More travelers want to be active on vacation: 5 free ways

What do you do on vacation?

Some people just want to lie on the beach and read a book while sipping a piña colada to decompress from their busy work lives.

But more people want to be active, explore and have a bit of an adventure. In fact, more than 90% of travelers participated in an activity during their last trip, according to travel research firm Phocuswright (see its tweet below).

Phocuswright defines “activities” as tours, attractions, events, activities (excluding dining and shopping) and transportation that travelers spend time and money on while traveling.

The global travel activities market represented 10% of the global travel market in 2016 — more than the rail, car rental and cruise segments, according to Phocuswright.

Phocuswright chart of activities share of travel

And the global travel activities market is growing fast — faster than the overall travel industry — and Phocuswright expects it to reach $183 billion in bookings by 2020.

Phocuswright global activities bookings

So, what do people most like to do when they travel?

Hiking is a top activity, according to the Adventure Travel Trade Association (ATTA). Travelers also like trips with an “environmentally sustainable” element and family or multigenerational travel. I wrote an article on multigenerational travel in January for The Dallas Morning News.

Being active on your vacation doesn’t have to cost a lot of money. Here are five free or inexpensive ways to explore and stay active:

Free tours: Many U.S. cities offer free walking tours — either guided or self-guided with brochures made available at a library or visitor center. Many organizations, such as San Francisco’s nonprofit City Guides, are led by volunteers who accept donations. FreeTour and Free Tours by Foot offer free or low-cost guided walking tours of many U.S. and European cities. These tours are a good way to meet locals of a new city or country as well as fellow travelers.

Universities: Many universities offer campus tours to the public, not just prospective students. Stanford University, for instance, offers a free 70-minute, volunteer-led walk daily at 11:30 a.m. and 3:30 p.m. In addition, some colleges have free offerings, such as campaniles, nature trails and art museums. I wrote a blog post “How to make college tours fun” last year about some of these offerings at California universities.

Mobile apps: Many apps will act as your tour guide just about anywhere. The free Field Trip app uses your phone’s GPS to find cool things wherever you are worldwide — from temples and museums to restaurants and shops. The Historypin app (all free) offers planned excursions and vintage photos of your location with information and an interactive map — all through crowdsourcing.

Bike share: Many cities offer bike (or scooter) share programs that are inexpensive. It’s an easy way to see a city, but stay active.

Airbnb Experiences: In addition to home rentals, Airbnb a few years ago began offering activities offered by locals of a destination. Recent top-rated experiences ranged from snorkeling in Merida, Mexico, for $41 per person to a traditional Thai Yantra tattoo in Chiang Mai, Thailand, for $82. Since 2016, Airbnb has expanded its Experiences to more than 1,000 destinations.

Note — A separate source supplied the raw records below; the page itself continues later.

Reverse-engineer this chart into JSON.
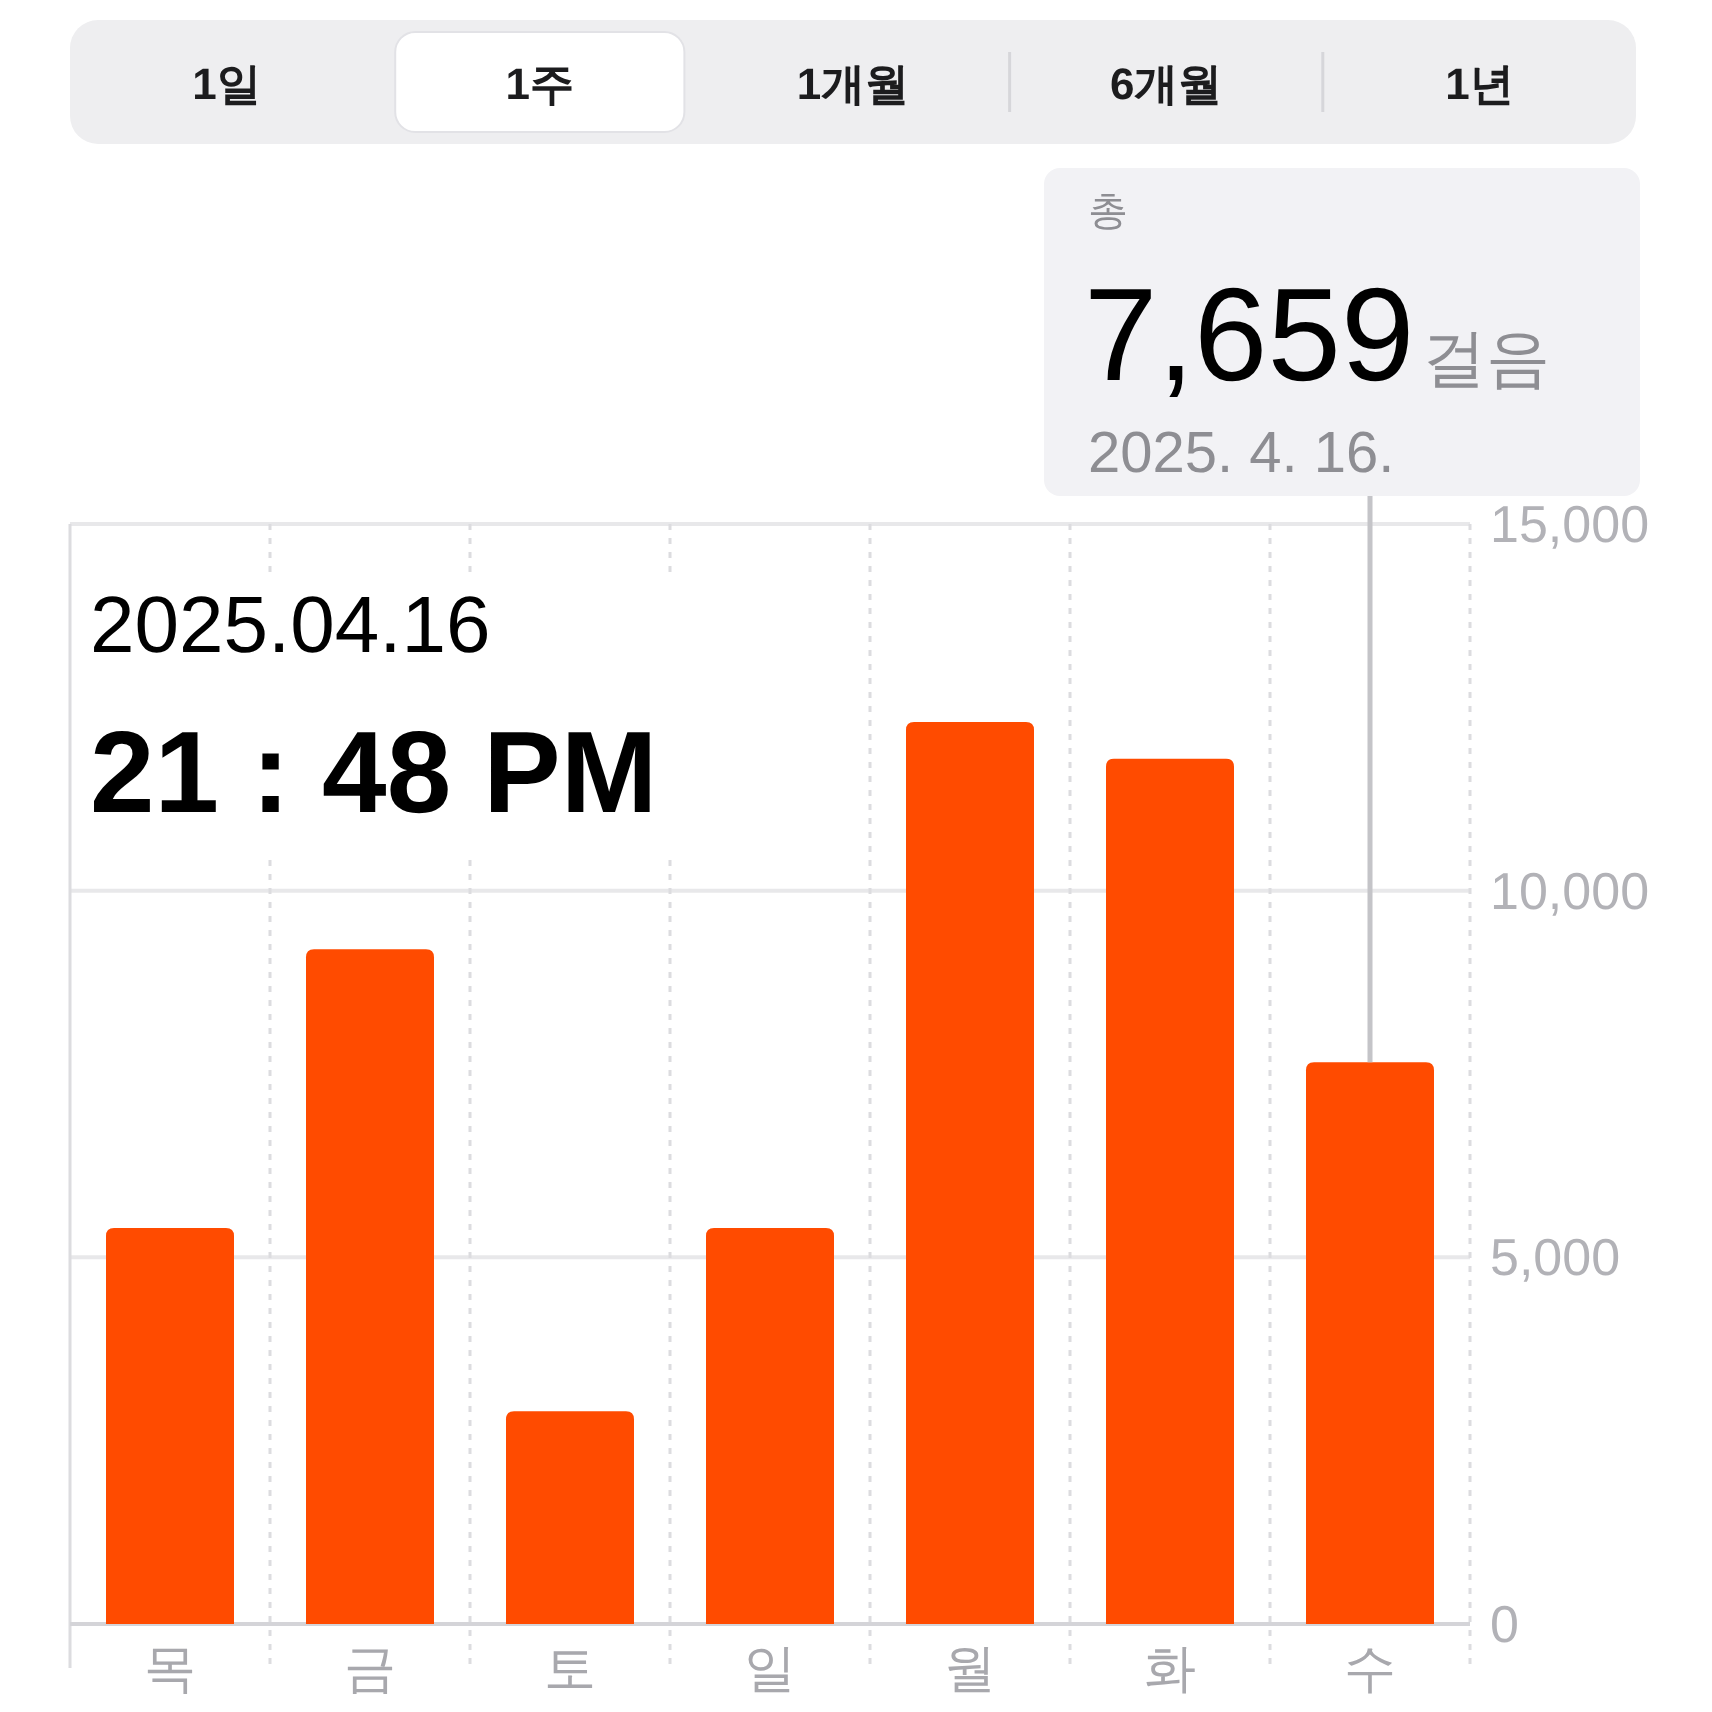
{
  "chart_data": {
    "type": "bar",
    "categories": [
      "목",
      "금",
      "토",
      "일",
      "월",
      "화",
      "수"
    ],
    "values": [
      5400,
      9200,
      2900,
      5400,
      12300,
      11800,
      7659
    ],
    "color": "#ff4b00",
    "ylim": [
      0,
      15000
    ],
    "yticks": [
      0,
      {
        "value": 5000,
        "label": "5,000"
      },
      {
        "value": 10000,
        "label": "10,000"
      },
      {
        "value": 15000,
        "label": "15,000"
      }
    ],
    "grid": true,
    "annotations": [
      "1일",
      "1주",
      "1개월",
      "6개월",
      "1년",
      {
        "text": "총\n7,659걸음\n2025. 4. 16.",
        "x": "수",
        "y": 7659
      },
      "2025.04.16",
      "21 : 48 PM"
    ]
  }
}
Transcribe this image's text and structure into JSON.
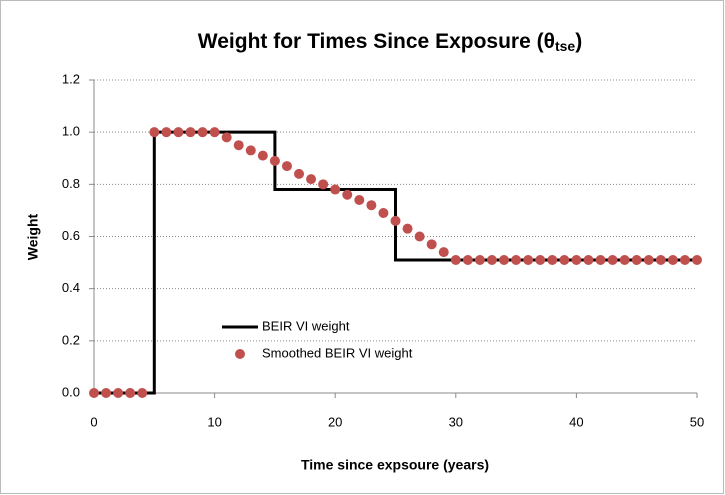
{
  "chart_data": {
    "type": "line",
    "title": {
      "main": "Weight for Times Since Exposure (θ",
      "sub": "tse",
      "end": ")"
    },
    "x_label": "Time since expsoure  (years)",
    "y_label": "Weight",
    "xlim": [
      0,
      50
    ],
    "xticks": [
      0,
      10,
      20,
      30,
      40,
      50
    ],
    "ylim": [
      0,
      1.2
    ],
    "yticks": [
      {
        "value": 0,
        "label": "0.0"
      },
      {
        "value": 0.2,
        "label": "0.2"
      },
      {
        "value": 0.4,
        "label": "0.4"
      },
      {
        "value": 0.6,
        "label": "0.6"
      },
      {
        "value": 0.8,
        "label": "0.8"
      },
      {
        "value": 1.0,
        "label": "1.0"
      },
      {
        "value": 1.2,
        "label": "1.2"
      }
    ],
    "grid": true,
    "series": [
      {
        "name": "BEIR VI weight",
        "color": "#000000",
        "style": "line",
        "x": [
          0,
          5,
          5,
          15,
          15,
          25,
          25,
          50
        ],
        "values": [
          0,
          0,
          1,
          1,
          0.78,
          0.78,
          0.51,
          0.51
        ]
      },
      {
        "name": "Smoothed BEIR VI weight",
        "color": "#c0504d",
        "style": "markers",
        "x": [
          0,
          1,
          2,
          3,
          4,
          5,
          6,
          7,
          8,
          9,
          10,
          11,
          12,
          13,
          14,
          15,
          16,
          17,
          18,
          19,
          20,
          21,
          22,
          23,
          24,
          25,
          26,
          27,
          28,
          29,
          30,
          31,
          32,
          33,
          34,
          35,
          36,
          37,
          38,
          39,
          40,
          41,
          42,
          43,
          44,
          45,
          46,
          47,
          48,
          49,
          50
        ],
        "values": [
          0,
          0,
          0,
          0,
          0,
          1,
          1,
          1,
          1,
          1,
          1,
          0.98,
          0.95,
          0.93,
          0.91,
          0.89,
          0.87,
          0.84,
          0.82,
          0.8,
          0.78,
          0.76,
          0.74,
          0.72,
          0.69,
          0.66,
          0.63,
          0.6,
          0.57,
          0.54,
          0.51,
          0.51,
          0.51,
          0.51,
          0.51,
          0.51,
          0.51,
          0.51,
          0.51,
          0.51,
          0.51,
          0.51,
          0.51,
          0.51,
          0.51,
          0.51,
          0.51,
          0.51,
          0.51,
          0.51,
          0.51
        ]
      }
    ]
  }
}
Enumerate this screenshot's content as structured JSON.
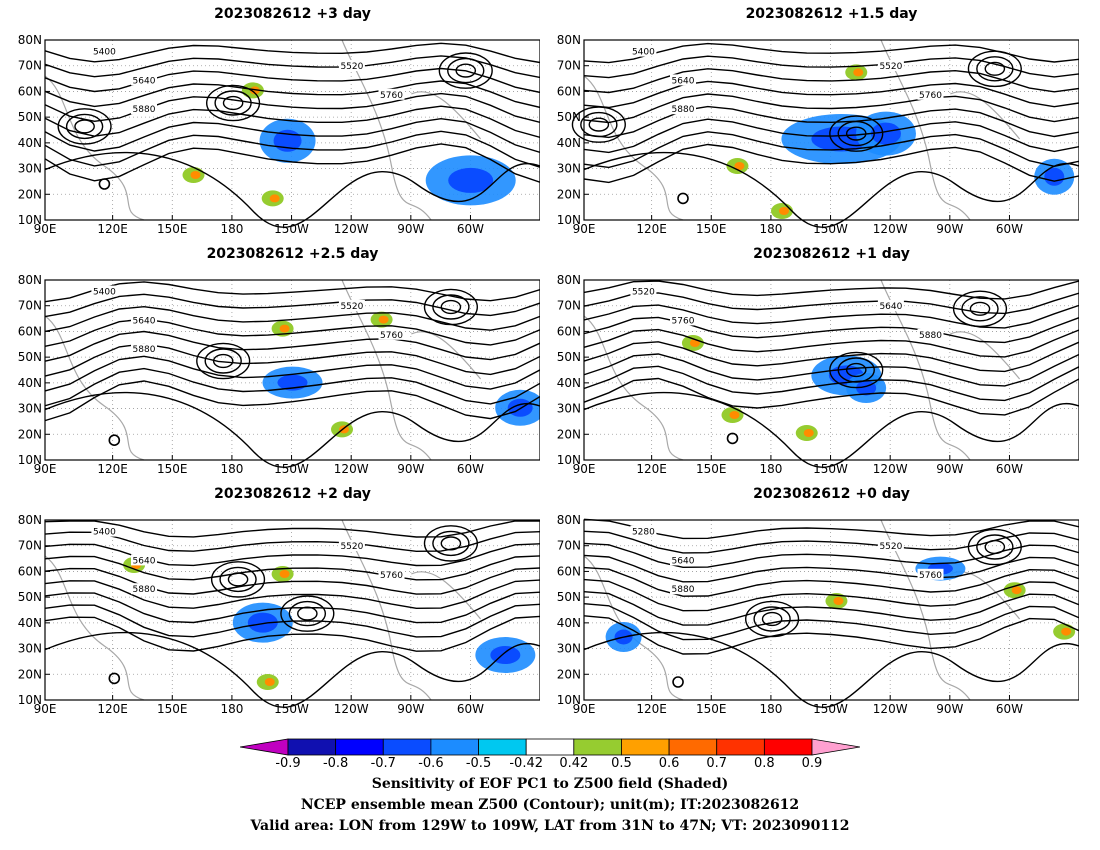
{
  "chart_data": {
    "type": "contour_map_panels",
    "xlabel": "",
    "ylabel": "",
    "xticks": [
      "90E",
      "120E",
      "150E",
      "180",
      "150W",
      "120W",
      "90W",
      "60W"
    ],
    "yticks": [
      "80N",
      "70N",
      "60N",
      "50N",
      "40N",
      "30N",
      "20N",
      "10N"
    ],
    "lon_range": [
      "90E",
      "45W"
    ],
    "lat_range": [
      "10N",
      "80N"
    ],
    "panels": [
      {
        "title": "2023082612 +3 day",
        "contour_labels": [
          "5400",
          "5520",
          "5640",
          "5760",
          "5880"
        ]
      },
      {
        "title": "2023082612 +1.5 day",
        "contour_labels": [
          "5400",
          "5520",
          "5640",
          "5760",
          "5880"
        ]
      },
      {
        "title": "2023082612 +2.5 day",
        "contour_labels": [
          "5400",
          "5520",
          "5640",
          "5760",
          "5880"
        ]
      },
      {
        "title": "2023082612 +1 day",
        "contour_labels": [
          "5520",
          "5640",
          "5760",
          "5880"
        ]
      },
      {
        "title": "2023082612 +2 day",
        "contour_labels": [
          "5400",
          "5520",
          "5640",
          "5760",
          "5880"
        ]
      },
      {
        "title": "2023082612 +0 day",
        "contour_labels": [
          "5280",
          "5520",
          "5640",
          "5760",
          "5880"
        ]
      }
    ],
    "colorbar": {
      "labels": [
        "-0.9",
        "-0.8",
        "-0.7",
        "-0.6",
        "-0.5",
        "-0.42",
        "0.42",
        "0.5",
        "0.6",
        "0.7",
        "0.8",
        "0.9"
      ],
      "colors": [
        "#c000c0",
        "#1010b0",
        "#0000ff",
        "#0a4cff",
        "#1c8cff",
        "#00c8f0",
        "#ffffff",
        "#96cc30",
        "#ffa000",
        "#ff6a00",
        "#ff3200",
        "#ff0000",
        "#ffa0d0"
      ]
    },
    "captions": [
      "Sensitivity of EOF PC1 to Z500 field (Shaded)",
      "NCEP ensemble mean Z500 (Contour); unit(m); IT:2023082612",
      "Valid area: LON from 129W to 109W, LAT from 31N to 47N; VT: 2023090112"
    ]
  }
}
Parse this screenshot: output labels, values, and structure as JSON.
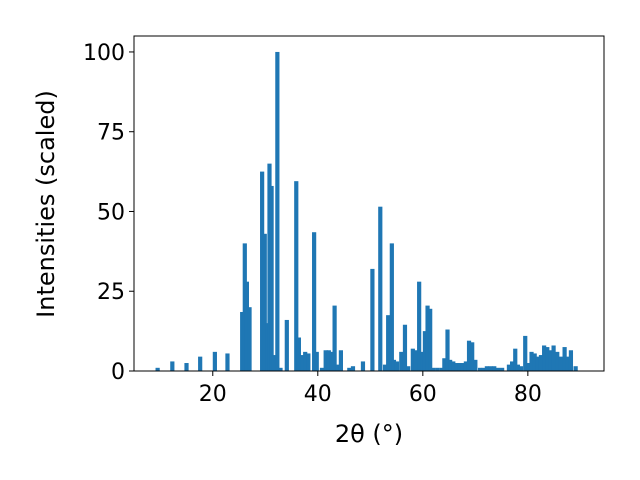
{
  "chart_data": {
    "type": "bar",
    "title": "",
    "xlabel": "2θ (°)",
    "ylabel": "Intensities (scaled)",
    "xlim": [
      5,
      94.5
    ],
    "ylim": [
      0,
      105
    ],
    "xticks": [
      20,
      40,
      60,
      80
    ],
    "yticks": [
      0,
      25,
      50,
      75,
      100
    ],
    "grid": false,
    "bar_color": "#1f77b4",
    "bar_width": 0.8,
    "x": [
      9.5,
      12.3,
      15,
      17.6,
      20.4,
      22.8,
      25.6,
      26.1,
      26.5,
      27,
      29.4,
      29.9,
      30.4,
      30.8,
      31.2,
      31.6,
      32.3,
      32.9,
      34.1,
      35.9,
      36.4,
      37.1,
      37.6,
      38.2,
      39.3,
      39.8,
      40.8,
      41.5,
      42.1,
      42.7,
      43.2,
      43.8,
      44.4,
      46,
      46.7,
      48.6,
      50.4,
      51.9,
      52.8,
      53.4,
      54.1,
      54.5,
      55.1,
      55.9,
      56.6,
      57.2,
      58.1,
      58.6,
      59.3,
      59.9,
      60.4,
      60.9,
      61.4,
      62,
      62.8,
      63.6,
      64.1,
      64.7,
      65.2,
      65.8,
      66.4,
      67,
      67.6,
      68.2,
      68.8,
      69.4,
      70,
      70.9,
      71.6,
      72.2,
      72.9,
      73.6,
      74.3,
      75.1,
      76.4,
      77,
      77.6,
      78.1,
      78.7,
      79.5,
      80.1,
      80.7,
      81.3,
      81.9,
      82.5,
      83.1,
      83.7,
      84.3,
      84.9,
      85.6,
      86.3,
      87,
      87.6,
      88.2,
      89.1
    ],
    "values": [
      1,
      3,
      2.5,
      4.5,
      6,
      5.5,
      18.5,
      40,
      28,
      20,
      62.5,
      43,
      15,
      65,
      58,
      5,
      100,
      1,
      16,
      59.5,
      10.5,
      5,
      6,
      5.5,
      43.5,
      6,
      1,
      6.5,
      6.5,
      6,
      20.5,
      2,
      6.5,
      1,
      1.5,
      3,
      32,
      51.5,
      2,
      17.5,
      40,
      3.5,
      3,
      6,
      14.5,
      1.5,
      7,
      6.5,
      28,
      6,
      12.5,
      20.5,
      19.5,
      1,
      1,
      1,
      4,
      13,
      3.5,
      3,
      2.5,
      2.5,
      2.5,
      3,
      9.5,
      9,
      3.5,
      1,
      1,
      1.5,
      1.5,
      1.5,
      1,
      1,
      2,
      3,
      7,
      2,
      1.5,
      11,
      2.5,
      6,
      5.5,
      4.5,
      5,
      8,
      7.5,
      6.5,
      8,
      6,
      4.5,
      7.5,
      4.5,
      6.5,
      1.5
    ]
  }
}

What do millennials want when they travel? Authenticity

Millennials have put off expenses like getting married and buying a home or car, but that will change as they enter their prime spending years (25-45), according to a report by Goldman Sachs.

Travel, however, is one thing millennials already spend money — and plan to spend more money and time on, according to Goldman Sachs and other reports.

Millennials were born 1982-2004, making 13 to 35 this year. The range of dates varies depending on the source: Goldman Sachs, for instance, defined millennials as being born between 1980-2000 in its recent report.

Why is so much attention paid to millennials? They’re today’s largest living generation at more than 75 million members. Their numbers are expected to peak at 81.1 million by 2036.

When it comes to travel, millennials want authentic, unique, adventurous and immersive experiences, according to the Adventure Travel Trade Association (ATTA). They want to be active and to live like a local, which influences everything from where they stay overnight to what they eat.

Millennials also are the largest and most technologically and social media engaged group of consumers. In fact, Airbnb says some 60 percent of its bookers are millennials.

Here’s what Airbnb’s “Rise of Millennial Travel” report found out about the travel habits and preferences of U.S. millennials:

  • More than 70 percent say “travel is an important part of who I am as a person.”
  • At least three quarters prefer to create their own itinerary rather than take a tour.
  • Nearly 60 percent don’t mind traveling solo.
  • More than half say they spend more on travel than they did a year ago.
  • Nearly 60 percent seek more of an adventure when they travel vs. decompressing.
  • More than half say meeting people when traveling is more important than bringing back souvenirs.
  • Three quarters prefer to try food at local restaurants, rather than familiar chains.
  • Most say discovering hidden local places is more important than visiting major tourist attractions, and they prefer accommodations in cool, local neighborhoods than close to tourist attractions.

The Airbnb report is based on the company’s booking data and a fall 2016 online survey of about 1,000 millennials in the Unites States, the United Kingdom and China.